Fuel subsidy cuts elsewhere in Asia are already
said to be hurting regional energy demand. Malaysia has hiked fuel
prices by 41 percent and Indonesia by around 29 percent, while
Taiwan and India have also raised energy costs.
Looking ahead
The longer-term impact of China’s move on
world oil prices would not be clear until later in the year, when
numbers about demand are released for the market to digest,
Ernsberger said.
“It’s possible we won’t see a big impact
on the price until September, October,” he said.
Victor Shum, an analyst at Purvin and Gertz
energy consultancy in Singapore, said the impact from decreased
demand for oil in China was likely to be small, as higher prices
would stimulate production.
“The negative impact in demand growth in China
may be more than compensated by increased supply,” Shum said.
Global finance officials fear soaring crude
costs pose a threat to world economic growth, as higher inflation
leads central banks to raise interest rates.
Thursday’s oil price fall of nearly $5 also
came as Saudi Arabia, the biggest producer in the Organization of
the Petroleum-Exporting Countries (OPEC), said it planned to
increase output by 200,000 barrels per day.
Shum said the Saudi announcement would not have
a major impact because the increase is “not that significant
compared to the total oil demand of 86 million barrels a day.”

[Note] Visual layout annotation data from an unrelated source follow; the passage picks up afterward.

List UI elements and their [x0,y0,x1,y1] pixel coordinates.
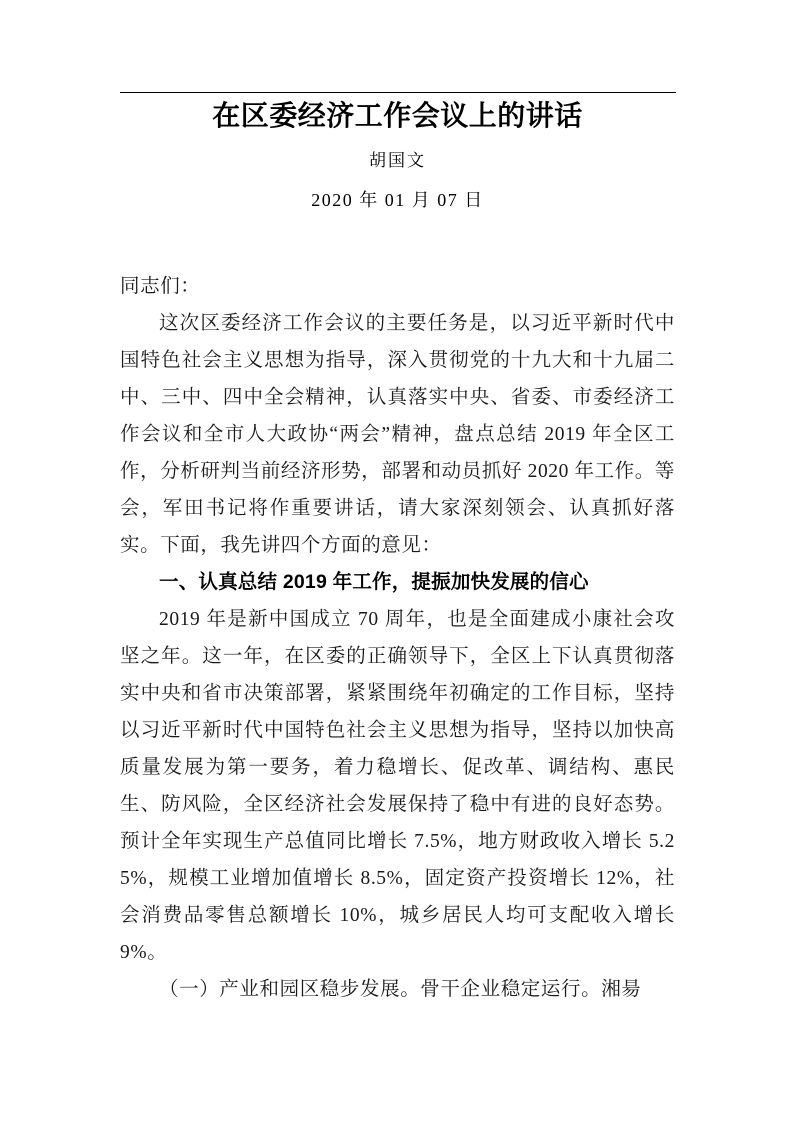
body-paragraph-1: 这次区委经济工作会议的主要任务是，以习近平新时代中国特色社会主义思想为指导，深入贯彻党的十九大和十九届二中、三中、四中全会精神，认真落实中央、省委、市委经济工作会议和全市人大政协“两会”精神，盘点总结 2019 年全区工作，分析研判当前经济形势，部署和动员抓好 2020 年工作。等会，军田书记将作重要讲话，请大家深刻领会、认真抓好落实。下面，我先讲四个方面的意见： [120,313,675,556]
section-heading-1: 一、认真总结 2019 年工作，提振加快发展的信心 [159,571,589,593]
document-date: 2020 年 01 月 07 日 [311,190,484,210]
salutation-paragraph: 同志们： [120,276,201,297]
body-paragraph-3: （一）产业和园区稳步发展。骨干企业稳定运行。湘昜 [159,979,642,1000]
document-body [120,268,675,1008]
document-title: 在区委经济工作会议上的讲话 [212,101,583,132]
body-paragraph-2: 2019 年是新中国成立 70 周年，也是全面建成小康社会攻坚之年。这一年，在区委的正确领导下，全区上下认真贯彻落实中央和省市决策部署，紧紧围绕年初确定的工作目标，坚持以习近平新时代中国特色社会主义思想为指导，坚持以加快高质量发展为第一要务，着力稳增长、促改革、调结构、惠民生、防风险，全区经济社会发展保持了稳中有进的良好态势。预计全年实现生产总值同比增长 7.5%，地方财政收入增长 5.25%，规模工业增加值增长 8.5%，固定资产投资增长 12%，社会消费品零售总额增长 10%，城乡居民人均可支配收入增长 9%。 [120,609,675,963]
document-author: 胡国文 [369,151,426,170]
title-block [120,99,675,213]
header-horizontal-rule [120,92,676,93]
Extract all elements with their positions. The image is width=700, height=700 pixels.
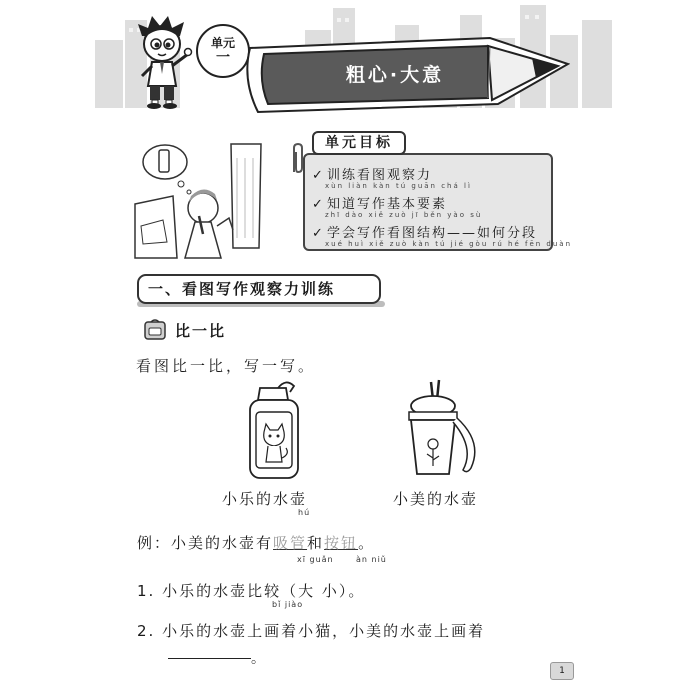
water-bottle-cat-illustration xyxy=(238,378,310,480)
goal-item-3 xyxy=(312,222,572,248)
unit-label: 单元 xyxy=(210,36,235,50)
goal-pinyin: xùn liàn kàn tú guān chá lì xyxy=(325,182,472,190)
backpack-icon xyxy=(143,318,167,340)
caption-right-bottle: 小美的水壶 xyxy=(393,490,479,508)
section-title: 一、看图写作观察力训练 xyxy=(137,274,381,304)
page-number: 1 xyxy=(550,662,574,680)
sick-boy-illustration xyxy=(133,138,295,262)
unit-number: 一 xyxy=(216,50,230,67)
caption-left-pinyin: hú xyxy=(298,508,311,517)
caption-left-bottle: 小乐的水壶 xyxy=(222,490,308,508)
question-2-end: 。 xyxy=(251,651,265,667)
goal-text: 训练看图观察力 xyxy=(327,168,433,183)
example-word-button: 按钮 xyxy=(324,534,359,552)
answer-blank-line[interactable] xyxy=(168,658,251,659)
check-icon: ✓ xyxy=(312,197,323,212)
goal-pinyin: xué huì xiě zuò kàn tú jié gòu rú hé fēn duàn xyxy=(325,240,573,248)
exercise-title: 比一比 xyxy=(175,322,227,340)
exercise-instruction: 看图比一比，写一写。 xyxy=(136,357,317,375)
example-pinyin-button: àn niǔ xyxy=(356,555,387,564)
goal-item-1 xyxy=(312,164,472,190)
goal-text: 学会写作看图结构——如何分段 xyxy=(327,226,538,241)
example-sentence xyxy=(137,532,375,553)
example-and: 和 xyxy=(307,534,325,552)
goal-item-2 xyxy=(312,193,482,219)
unit-goals-heading: 单元目标 xyxy=(312,131,406,155)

Concerns about lost Nigerian oil output might
outweigh the Saudi increase due to the better grade of the African
nation’s crude, Shum said.
Anglo-Dutch oil giant Shell said it had shut
down a Nigerian offshore oilfield after an attack by militants. The
field has a capacity of 200,000 barrels per day.
Hugo Chavez, president of OPEC member Venezuela,
said prices should be around $100 per barrel, but “could soon
reach $200” given political tension, threats against oil producer
Iran and a weak US dollar.
Chavez threatened Thursday to shut off oil
exports to European countries if they enforce tough new rules on
illegal immigrants.
World leaders are also preparing for a
high-level meeting between producers and consumer nations on Sunday
in Jeddah to discuss soaring prices.